As members of various copyright organisations, we’re asked for opinions via surveys, which are used by the organisations to lobby government and direct public policy.

The only questions addressing regional licensing in recent surveys, have bundled it with other issues, so that it was impossible for members to express an opinion against regional licensing, without also coming out against something else, which I recall as not being against.

I find this troubling, as it suggests those creating the surveys are either so out of touch / embedded in an echo chamber, that they can’t see the sentiment outside their windows, or that it reflects a, frankly disingenuous, attempt to direct the “results” towards a predetermined outcome.

I suspect that if CA were to survey creators, rather than middlemen or publishers, on this issue in isolation (obviously, with a case that was fairly stated, for both perspectives), it would find most in favour of protecting consumer’s rights to participate in the global economy, and against geographical licensing.

I also suspect it would be hard to find anyone who wasn’t a current, or former, employee of Foxtel, who thinks it’s reasonable for them to have to subscribe to that service, for one tv show which can be bought on its own outside Australia. Or indeed, to watch the full Formula 1 racing season, which anti-siphoning rules have failed to keep on free-to-air TV. Ask Netflix’s Australian customers how they feel about not having access to the same library, at the same price, that American consumers have. Ask yourself why Choice magazine is recommending everyone use VPNs to get around geoblocking.

The Australian people understand, that if their jobs are now subject to global competition, able to be shifted to places where labour is cheaper, then it is only reasonable that they have the same ability to offshore their consumption to markets where products are cheaper.

I would put it to the reader, that the disrespect for this basic right, and the willingness to take advantage of Globalisation (eg to manufacture DVDs cheaply overseas) when it suits, while working to deny those rights to our customers, robs us of the moral high ground to present the case that actually matters – if you access content that its creator put a price on, you must pay that price to access that content.

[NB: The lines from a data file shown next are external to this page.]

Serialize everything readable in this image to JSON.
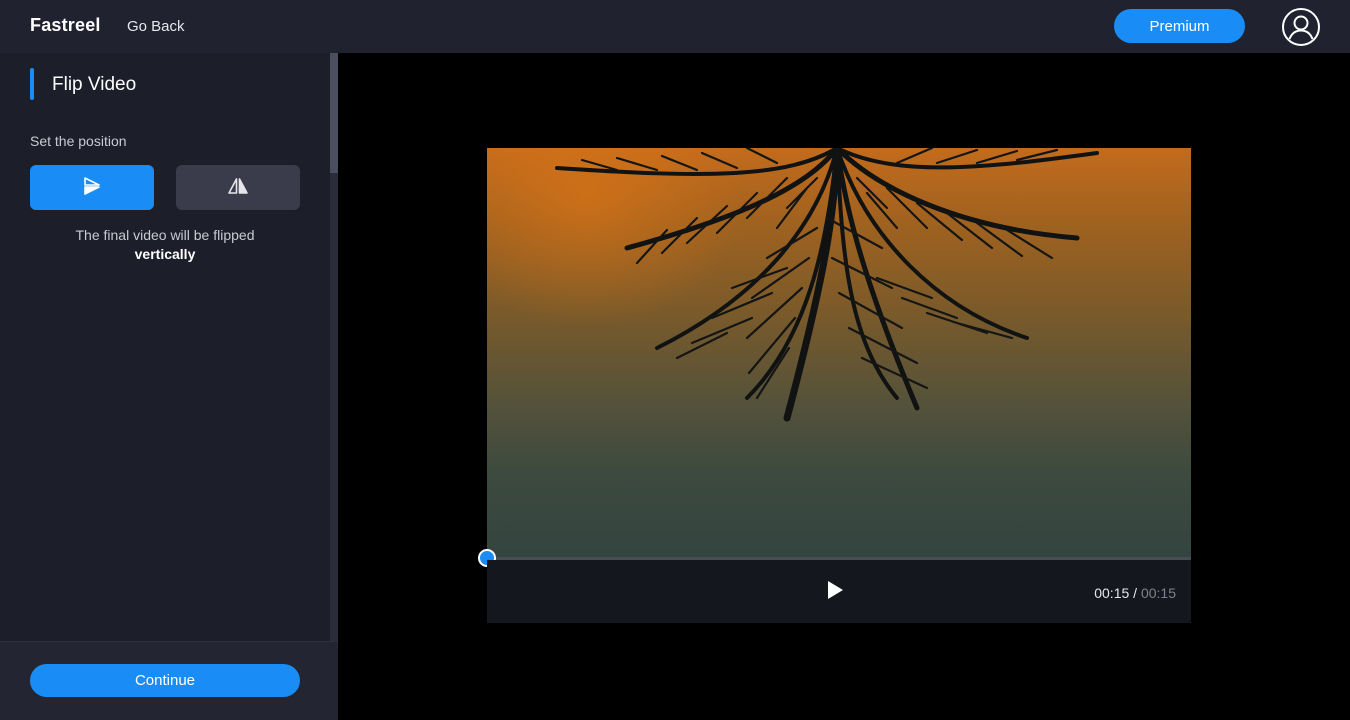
{
  "header": {
    "brand": "Fastreel",
    "go_back": "Go Back",
    "premium": "Premium"
  },
  "sidebar": {
    "section_title": "Flip Video",
    "position_label": "Set the position",
    "flip_options": [
      {
        "name": "flip-vertical",
        "icon": "flip-vertical-icon",
        "selected": true
      },
      {
        "name": "flip-horizontal",
        "icon": "flip-horizontal-icon",
        "selected": false
      }
    ],
    "description": "The final video will be flipped",
    "description_emphasis": "vertically",
    "continue": "Continue"
  },
  "player": {
    "current_time": "00:15",
    "separator": " / ",
    "total_time": "00:15",
    "progress_fraction": 0.0
  },
  "colors": {
    "accent": "#1a8cf5",
    "topbar": "#20222f",
    "sidebar": "#1c1e2a"
  }
}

Arguments about how many jobs are created as a result of regional licensing lose their moral weight when those jobs depend on market manipulation, interfering with free global trade, and rent-seeking behaviour, none of which, consumers should, or indeed do, feel any obligation to protect, especially when it’s not their choice to do so.

By illustration, here’s the archetypical example – I want to buy Dan Koeppel’s book, “Banana” – a geopolitical history of banana cultivation world wide. I want to read it on my iPad, since I don’t have space to keep any more paper books. It’s available for sale on the American iBooks store, It’s available for sale on the American Kindle store, I even follow, and am followed by Dan on Twitter, and have had conversations with him about problems getting Banana.

Penguin (Australia) hold the territorial rights to both print and eBook versions. They have not bothered to make an eBook version available to Australian consumers, and territorial licensing means I can’t buy it from the American stores. They won’t spend the money and time to make it available, but they won’t let us get it anywhere else, either.